5. The value for which P=0.05, or 1 in 20, is 1.96 or nearly 2; it is convenient to take this point as a limit in judging whether a deviation ought to be considered significant or not. Deviations exceeding twice the standard deviation are thus formally regarded as significant. Using this criterion we should be led to follow up a false indication only once in 22 trials, even if the statistics were the only guide available. Small effects will still escape notice if the data are insufficiently numerous to bring them out, but no lowering of the standard of significance would meet this difficulty- Fisher (the famous one)
Thanks Shailesh,
I’ve now learned more about the history of P-Values after also reading a few more articles online. And there’s no hard-fast rule although 1 in 22 false positives sure is a nice default 🙂
We should consider the problem at hand and financial incentive for a casino to cheat in determinnig P-Values?

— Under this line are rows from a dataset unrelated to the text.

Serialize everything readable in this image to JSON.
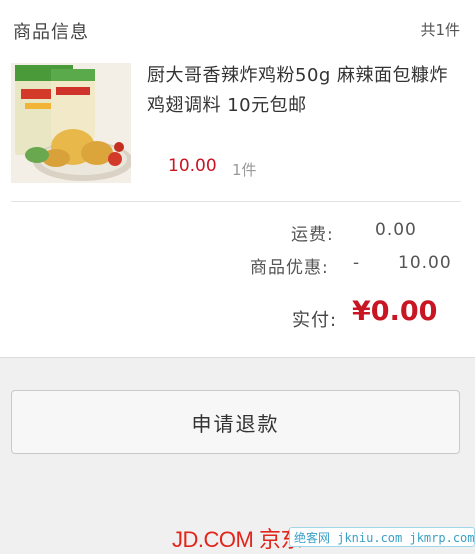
{
  "section": {
    "title": "商品信息",
    "count": "共1件"
  },
  "product": {
    "name": "厨大哥香辣炸鸡粉50g 麻辣面包糠炸鸡翅调料 10元包邮",
    "price": "10.00",
    "quantity": "1件",
    "thumbnail_icon": "product-thumbnail"
  },
  "summary": {
    "freight_label": "运费:",
    "freight_value": "0.00",
    "discount_label": "商品优惠:",
    "discount_sign": "-",
    "discount_value": "10.00",
    "paid_label": "实付:",
    "paid_value": "¥0.00"
  },
  "actions": {
    "refund_label": "申请退款"
  },
  "footer": {
    "logo_text": "JD.COM 京东",
    "watermark": "绝客网 jkniu.com jkmrp.com"
  },
  "colors": {
    "accent": "#c81623",
    "background": "#f0f0f0"
  }
}
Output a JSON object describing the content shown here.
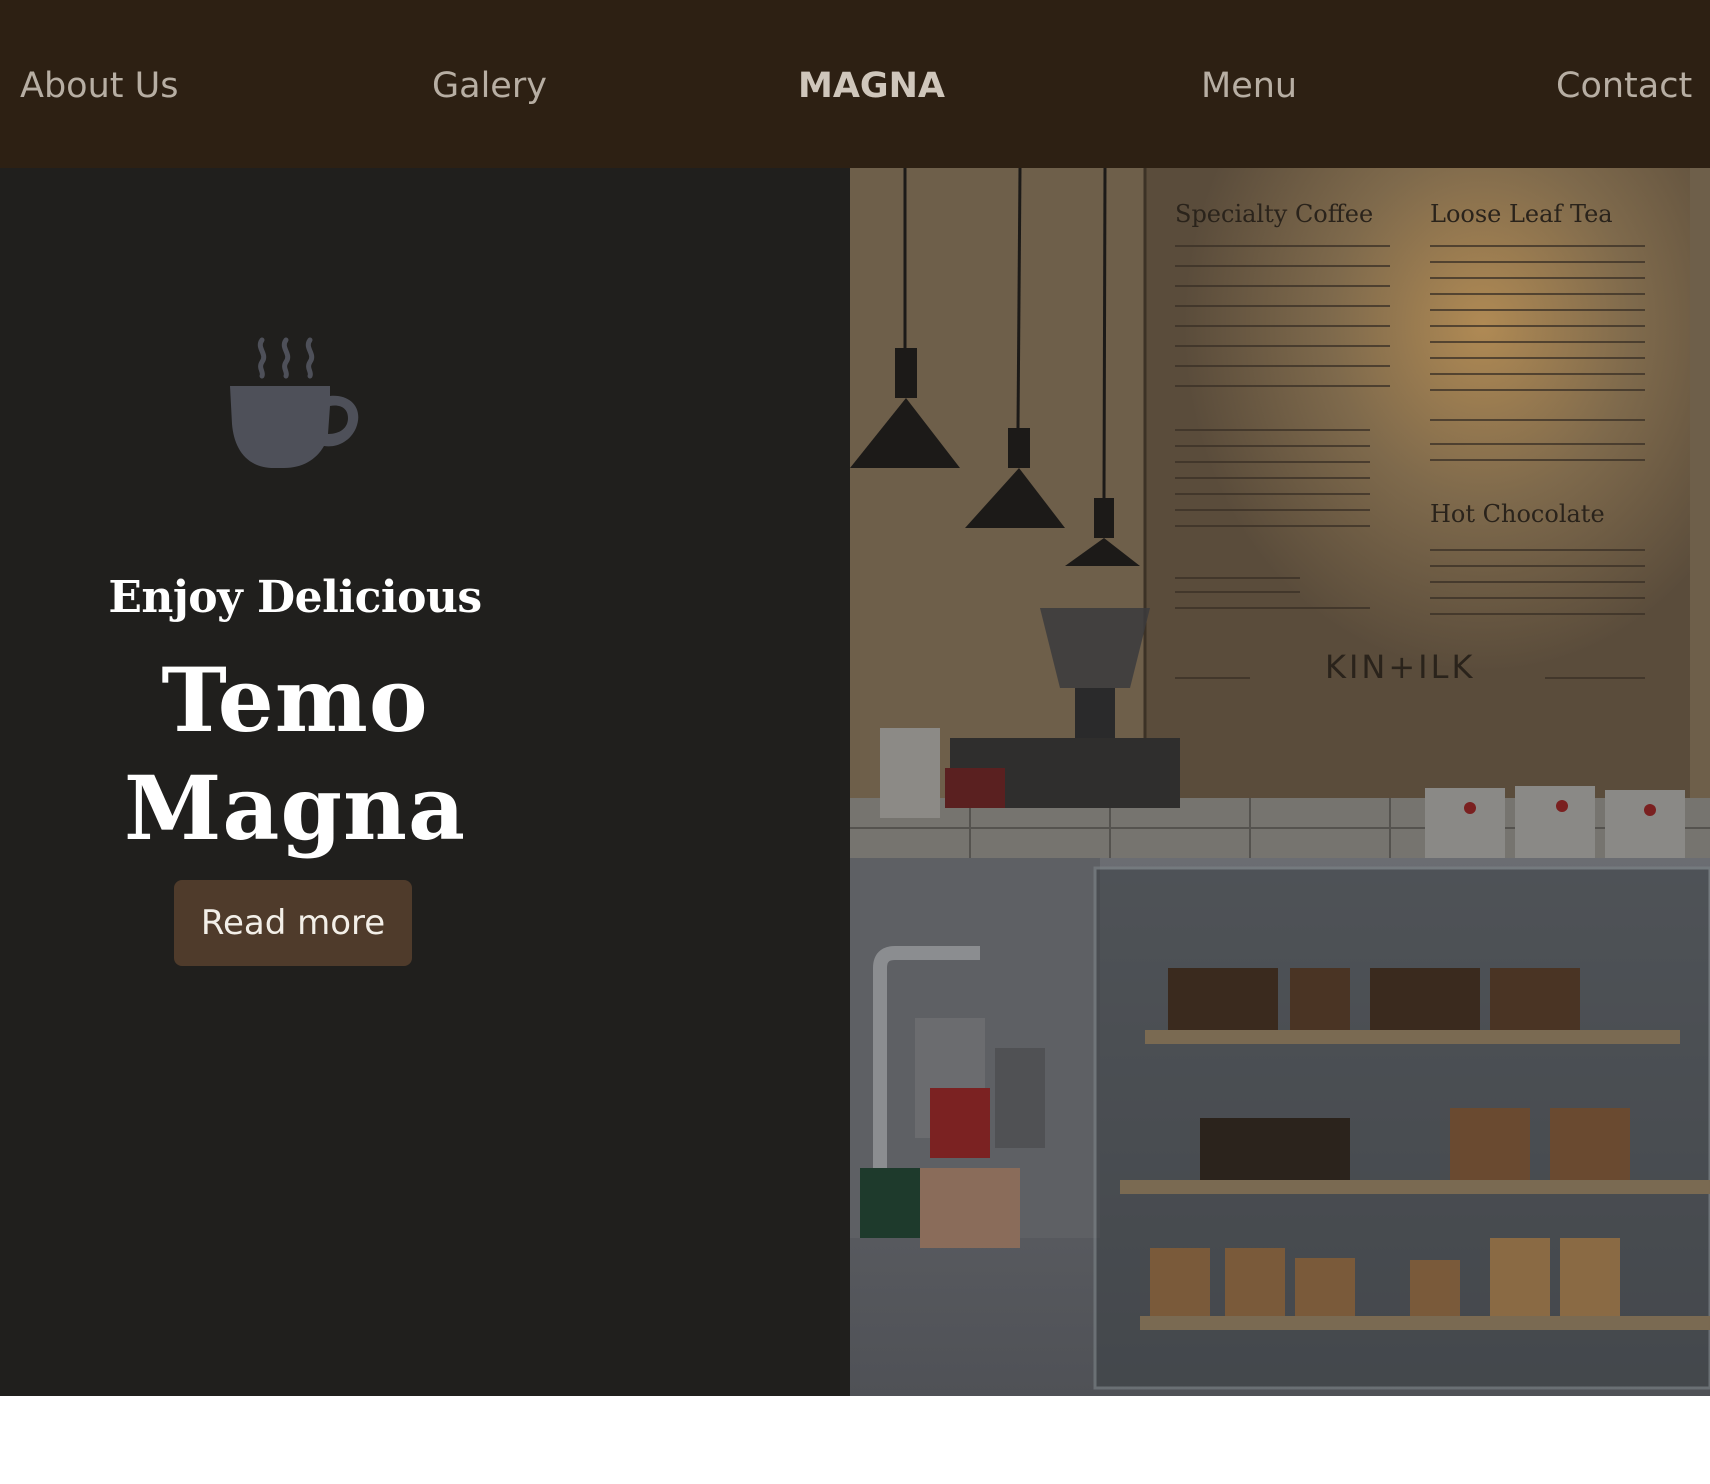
{
  "nav": {
    "about_label": "About Us",
    "gallery_label": "Galery",
    "brand": "MAGNA",
    "menu_label": "Menu",
    "contact_label": "Contact"
  },
  "hero": {
    "icon": "coffee-cup-icon",
    "subtitle": "Enjoy Delicious",
    "title_line1": "Temo",
    "title_line2": "Magna",
    "button_label": "Read more"
  },
  "photo": {
    "board_heading_left": "Specialty Coffee",
    "board_heading_right": "Loose Leaf Tea",
    "board_heading_chocolate": "Hot Chocolate",
    "board_logo": "KIN+ILK"
  },
  "colors": {
    "navbar_bg": "#2d2013",
    "hero_left_bg": "#201f1d",
    "button_bg": "#4f3b2b",
    "icon_color": "#4e5059"
  }
}
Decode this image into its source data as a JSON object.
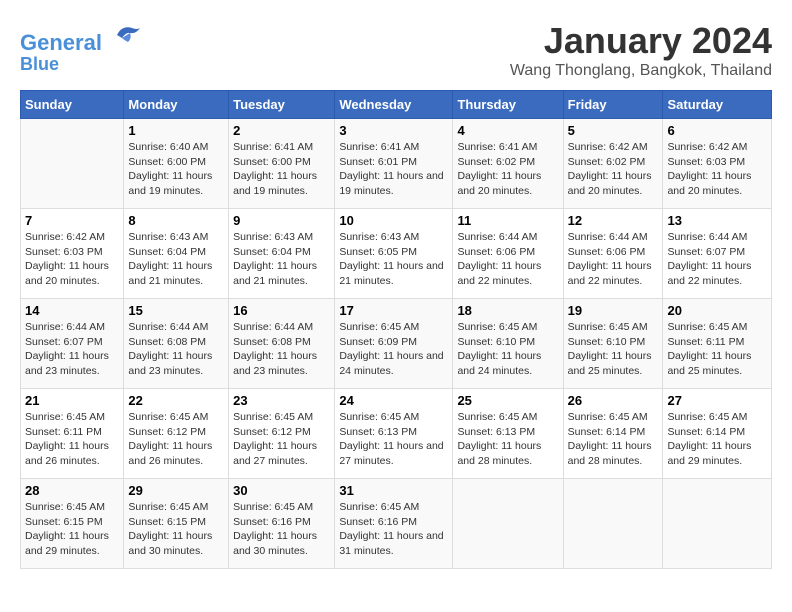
{
  "header": {
    "logo_line1": "General",
    "logo_line2": "Blue",
    "month": "January 2024",
    "location": "Wang Thonglang, Bangkok, Thailand"
  },
  "weekdays": [
    "Sunday",
    "Monday",
    "Tuesday",
    "Wednesday",
    "Thursday",
    "Friday",
    "Saturday"
  ],
  "weeks": [
    [
      {
        "day": "",
        "sunrise": "",
        "sunset": "",
        "daylight": ""
      },
      {
        "day": "1",
        "sunrise": "Sunrise: 6:40 AM",
        "sunset": "Sunset: 6:00 PM",
        "daylight": "Daylight: 11 hours and 19 minutes."
      },
      {
        "day": "2",
        "sunrise": "Sunrise: 6:41 AM",
        "sunset": "Sunset: 6:00 PM",
        "daylight": "Daylight: 11 hours and 19 minutes."
      },
      {
        "day": "3",
        "sunrise": "Sunrise: 6:41 AM",
        "sunset": "Sunset: 6:01 PM",
        "daylight": "Daylight: 11 hours and 19 minutes."
      },
      {
        "day": "4",
        "sunrise": "Sunrise: 6:41 AM",
        "sunset": "Sunset: 6:02 PM",
        "daylight": "Daylight: 11 hours and 20 minutes."
      },
      {
        "day": "5",
        "sunrise": "Sunrise: 6:42 AM",
        "sunset": "Sunset: 6:02 PM",
        "daylight": "Daylight: 11 hours and 20 minutes."
      },
      {
        "day": "6",
        "sunrise": "Sunrise: 6:42 AM",
        "sunset": "Sunset: 6:03 PM",
        "daylight": "Daylight: 11 hours and 20 minutes."
      }
    ],
    [
      {
        "day": "7",
        "sunrise": "Sunrise: 6:42 AM",
        "sunset": "Sunset: 6:03 PM",
        "daylight": "Daylight: 11 hours and 20 minutes."
      },
      {
        "day": "8",
        "sunrise": "Sunrise: 6:43 AM",
        "sunset": "Sunset: 6:04 PM",
        "daylight": "Daylight: 11 hours and 21 minutes."
      },
      {
        "day": "9",
        "sunrise": "Sunrise: 6:43 AM",
        "sunset": "Sunset: 6:04 PM",
        "daylight": "Daylight: 11 hours and 21 minutes."
      },
      {
        "day": "10",
        "sunrise": "Sunrise: 6:43 AM",
        "sunset": "Sunset: 6:05 PM",
        "daylight": "Daylight: 11 hours and 21 minutes."
      },
      {
        "day": "11",
        "sunrise": "Sunrise: 6:44 AM",
        "sunset": "Sunset: 6:06 PM",
        "daylight": "Daylight: 11 hours and 22 minutes."
      },
      {
        "day": "12",
        "sunrise": "Sunrise: 6:44 AM",
        "sunset": "Sunset: 6:06 PM",
        "daylight": "Daylight: 11 hours and 22 minutes."
      },
      {
        "day": "13",
        "sunrise": "Sunrise: 6:44 AM",
        "sunset": "Sunset: 6:07 PM",
        "daylight": "Daylight: 11 hours and 22 minutes."
      }
    ],
    [
      {
        "day": "14",
        "sunrise": "Sunrise: 6:44 AM",
        "sunset": "Sunset: 6:07 PM",
        "daylight": "Daylight: 11 hours and 23 minutes."
      },
      {
        "day": "15",
        "sunrise": "Sunrise: 6:44 AM",
        "sunset": "Sunset: 6:08 PM",
        "daylight": "Daylight: 11 hours and 23 minutes."
      },
      {
        "day": "16",
        "sunrise": "Sunrise: 6:44 AM",
        "sunset": "Sunset: 6:08 PM",
        "daylight": "Daylight: 11 hours and 23 minutes."
      },
      {
        "day": "17",
        "sunrise": "Sunrise: 6:45 AM",
        "sunset": "Sunset: 6:09 PM",
        "daylight": "Daylight: 11 hours and 24 minutes."
      },
      {
        "day": "18",
        "sunrise": "Sunrise: 6:45 AM",
        "sunset": "Sunset: 6:10 PM",
        "daylight": "Daylight: 11 hours and 24 minutes."
      },
      {
        "day": "19",
        "sunrise": "Sunrise: 6:45 AM",
        "sunset": "Sunset: 6:10 PM",
        "daylight": "Daylight: 11 hours and 25 minutes."
      },
      {
        "day": "20",
        "sunrise": "Sunrise: 6:45 AM",
        "sunset": "Sunset: 6:11 PM",
        "daylight": "Daylight: 11 hours and 25 minutes."
      }
    ],
    [
      {
        "day": "21",
        "sunrise": "Sunrise: 6:45 AM",
        "sunset": "Sunset: 6:11 PM",
        "daylight": "Daylight: 11 hours and 26 minutes."
      },
      {
        "day": "22",
        "sunrise": "Sunrise: 6:45 AM",
        "sunset": "Sunset: 6:12 PM",
        "daylight": "Daylight: 11 hours and 26 minutes."
      },
      {
        "day": "23",
        "sunrise": "Sunrise: 6:45 AM",
        "sunset": "Sunset: 6:12 PM",
        "daylight": "Daylight: 11 hours and 27 minutes."
      },
      {
        "day": "24",
        "sunrise": "Sunrise: 6:45 AM",
        "sunset": "Sunset: 6:13 PM",
        "daylight": "Daylight: 11 hours and 27 minutes."
      },
      {
        "day": "25",
        "sunrise": "Sunrise: 6:45 AM",
        "sunset": "Sunset: 6:13 PM",
        "daylight": "Daylight: 11 hours and 28 minutes."
      },
      {
        "day": "26",
        "sunrise": "Sunrise: 6:45 AM",
        "sunset": "Sunset: 6:14 PM",
        "daylight": "Daylight: 11 hours and 28 minutes."
      },
      {
        "day": "27",
        "sunrise": "Sunrise: 6:45 AM",
        "sunset": "Sunset: 6:14 PM",
        "daylight": "Daylight: 11 hours and 29 minutes."
      }
    ],
    [
      {
        "day": "28",
        "sunrise": "Sunrise: 6:45 AM",
        "sunset": "Sunset: 6:15 PM",
        "daylight": "Daylight: 11 hours and 29 minutes."
      },
      {
        "day": "29",
        "sunrise": "Sunrise: 6:45 AM",
        "sunset": "Sunset: 6:15 PM",
        "daylight": "Daylight: 11 hours and 30 minutes."
      },
      {
        "day": "30",
        "sunrise": "Sunrise: 6:45 AM",
        "sunset": "Sunset: 6:16 PM",
        "daylight": "Daylight: 11 hours and 30 minutes."
      },
      {
        "day": "31",
        "sunrise": "Sunrise: 6:45 AM",
        "sunset": "Sunset: 6:16 PM",
        "daylight": "Daylight: 11 hours and 31 minutes."
      },
      {
        "day": "",
        "sunrise": "",
        "sunset": "",
        "daylight": ""
      },
      {
        "day": "",
        "sunrise": "",
        "sunset": "",
        "daylight": ""
      },
      {
        "day": "",
        "sunrise": "",
        "sunset": "",
        "daylight": ""
      }
    ]
  ]
}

E.g. if you are drinking an immortality liquid you may accept a 50% chance of sudden death given a 50% chance of immortality.
You wouldn’t accept the odds of 50% death if it were just Coca Cola though I assume. Seeing as the benefit would only be a tasty drink. Not worth risking death for.
If cheating was no benefit to a Casino then surely attempting to detect cheating would be less meaningful but given incentive to cheat would that not imply that we should be more flexible toward a higher P-Value than a lower P-Value?
6. is it about famous Fisher’s and Neyman-Pearson theories?
For q 7…
we can create 2 group
Group A (1,2.3)
Group B (4,5,6)
And then do a F test for significance….
This shud give, whether the errors is because of chance or because Die is unfair.
do share your inputs on this,
Here is a real-life incident akin to the casino puzzle. This might help us understand the logic:
A local school has 810 students: 430 boys and 380 girls.
Recently the school had to select a team for an inter school competition.
After screening the students, the school came up with a short-list with 8 boys and 12 girls.
One parent, after seeing the list complained that the boys are under-represented in the team, and it is unfair to the boys.
Does his complain have merit?
Regarding choosing a value for alpha, the Type 1 Error rate. I like to think of it as trying to strike a balance between risk and consequences (mental picture: teeter-totter). The greater the consequence of being wrong, the lower the risk one should assume – and vice versa. Remember, we are trying to find signals in the data – if they exist. The lower alpha is, the greater beta is, and the lower the Power is – and Power is the probability of detecting a signal if it exists.
Informative post but too complicated.